When I was young, my brothers and I would visit my grandmother's neighbors to watch them feed their pet raccoons. We affectionately referred to them as the raccoon people. They acquired their "pets" after they had found an injured raccoon, fed it and released it into their back yard. They continued to feed the raccoon after its release. It wasn't long before the raccoon people were feeding more than 100 animals.
Once the novelty wore off and they couldn't afford the weekly food bill, the feeding stopped. Dead, starving and diseased raccoons began showing up throughout the community. The raccoons lost their ability to survive in their ecosystem. Good intentions evolved into obligation, which resulted in harm. This was my first lesson in socioeconomics and the effects of a free lunch.
Americans and particularly Alaskans today look to government for not only economic assistance but economic prosperity. This dependence, initiated and perpetuated by politicians over the years, is as dangerous to America's socioeconomic health as the raccoon people were to the raccoons.
Politicians are salespeople, not business people. They are in the business of selling themselves to voters and special interests, not making business decisions. Politicians win elections with money. Politicians obtain money by appeasing special interests, either through pork projects or favorable legislation. It is in the interest of politicians to tax and spend.
Moreover, political priorities compromise good economic policy. This is why governments build bridges and tunnels to nowhere, railroad spurs that nobody wants, and airport terminals simply because they can. This gratuitous spending is justified as economic enhancement of our economy. Unfortunately, it is artificial economic feed that trades short-term economic gain for long-term economic damage.

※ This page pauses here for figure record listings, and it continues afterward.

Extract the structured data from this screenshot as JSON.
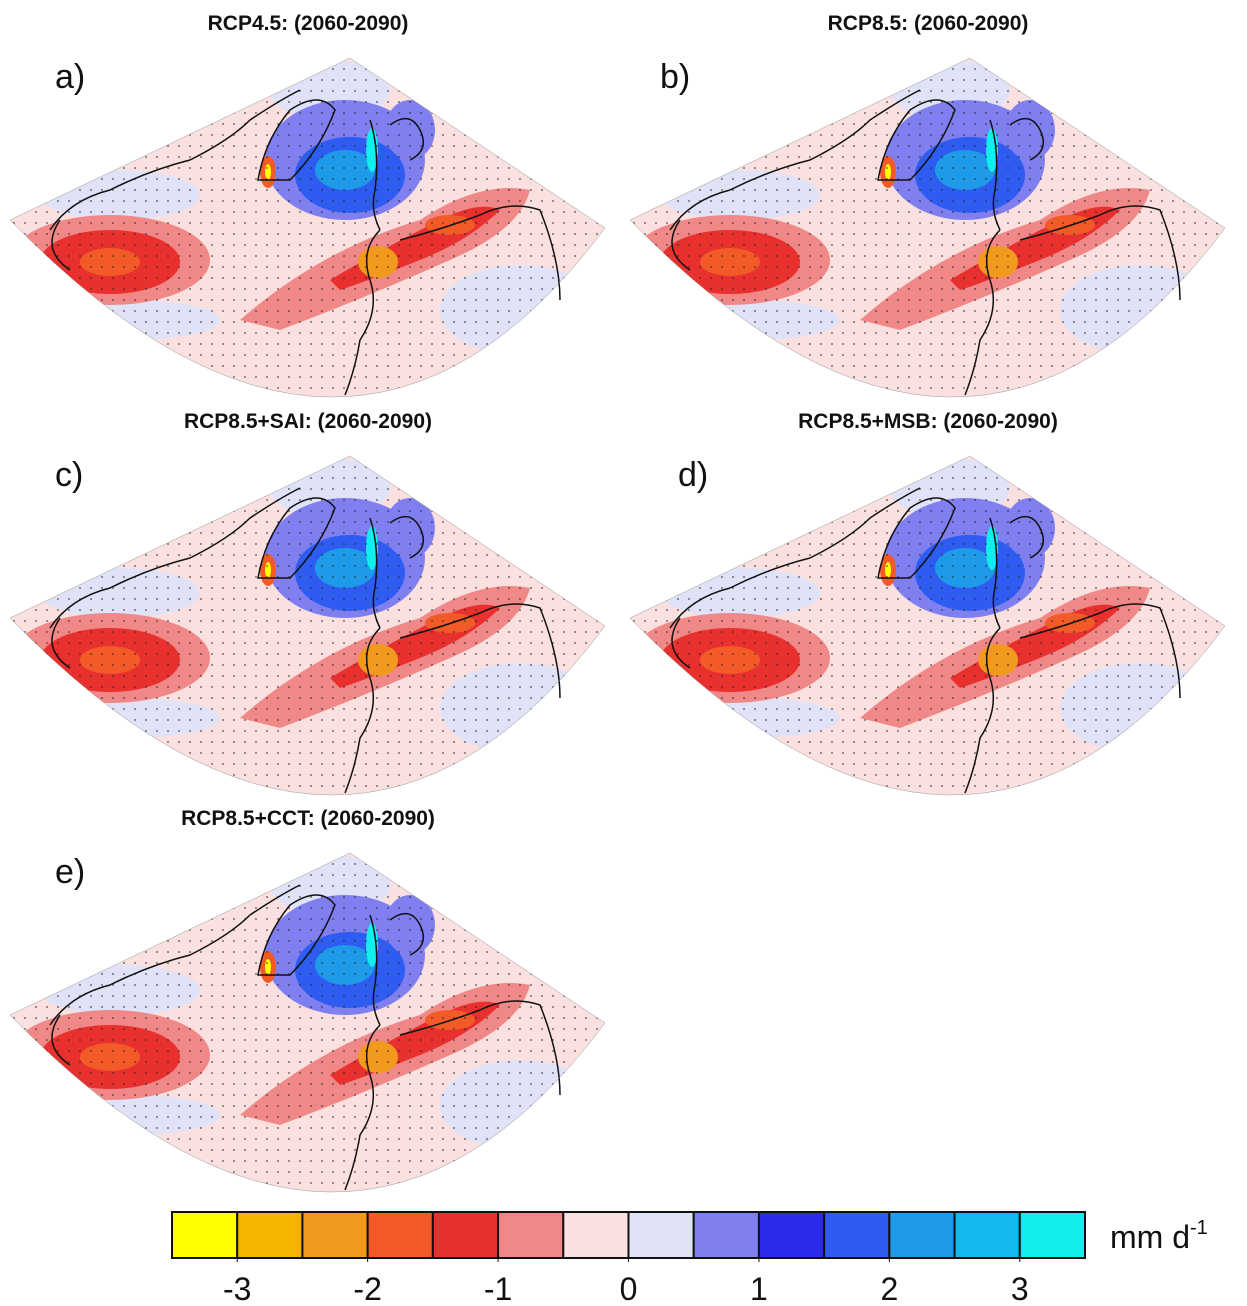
{
  "panels": [
    {
      "label": "a)",
      "title": "RCP4.5: (2060-2090)"
    },
    {
      "label": "b)",
      "title": "RCP8.5: (2060-2090)"
    },
    {
      "label": "c)",
      "title": "RCP8.5+SAI: (2060-2090)"
    },
    {
      "label": "d)",
      "title": "RCP8.5+MSB: (2060-2090)"
    },
    {
      "label": "e)",
      "title": "RCP8.5+CCT: (2060-2090)"
    }
  ],
  "colorbar": {
    "lim": [
      -3.5,
      3.5
    ],
    "ticks": [
      -3,
      -2,
      -1,
      0,
      1,
      2,
      3
    ],
    "colors": [
      "#ffff00",
      "#f5b400",
      "#f29a1e",
      "#f25a28",
      "#e8302e",
      "#f08888",
      "#fbe0e0",
      "#e0e2f8",
      "#7f7ff0",
      "#2a2ae8",
      "#2e5cf0",
      "#1e9ae8",
      "#12b8f0",
      "#10eeee"
    ],
    "unit": "mm d",
    "unit_exponent": "-1"
  }
}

In Alaska, our politicians are still spending in the face of deficits that they created. We have allocated millions of dollars to straighten tracks for our state railroad, essentially an industry subsidy. Our politicians are debating reinvesting in a private company that has never made a profit. We are lending our state-paid attorneys to a private business. And what intellectual trust ever thought up the idea of our deficit-producing politicians building and running a gas pipeline?
Our politicians should be talking about spending cuts and caps, privatization of certain government functions, and tax-break incentives for private businesses. These policies preserve the economic environment; they don't leach off of it. The private sector invests and creates wealth, not governments. Governments redistribute wealth.
Excessive taxes, regulation and government-mandated costs create barriers to individual economic advancement and entry into markets by start-up businesses. Competition is inhibited. Prices increase. The cost of living increases. The poor get poorer. The purpose of law in America is to maximize liberty and opportunity for all. Overtaxing and overregulation inhibit liberty and opportunity.
Government invasion into our economy results in dependence on it. This dependence creates excessive power in an institution that is neither skilled nor suited to administer. The raccoon people, if they wished to help, should have concentrated on preserving the raccoons' natural environment, not manipulating it. Similarly, our politicians should practice restraint and reject temptations to artificially manipulate it for political gain.
Governments run deficits because there are no consequences to their poor decisions. Alaskans have re-elected almost all of the same politicians who created the fiscal "crisis." We have put Hazlewood back in charge of the ship. Where is the outrage? Where are the consequences for our politicians' failures?
Politicians, however, are not the entire problem. Voters must demand another product. We must demand that government provide only the basic services that the private sector cannot. Voters need to demand results and reject unearned or preferential handouts. Voters need to communicate their demands in order for politicians to satisfy them. We must put politicians into a box where they can do no economic harm. We need to rid ourselves of those who don't perform.
If we act like raccoons, we'll be treated like raccoons.
Bart Tiernan is an adjunct professor at the University of Alaska Anchorage, a commercial airline pilot and an attorney.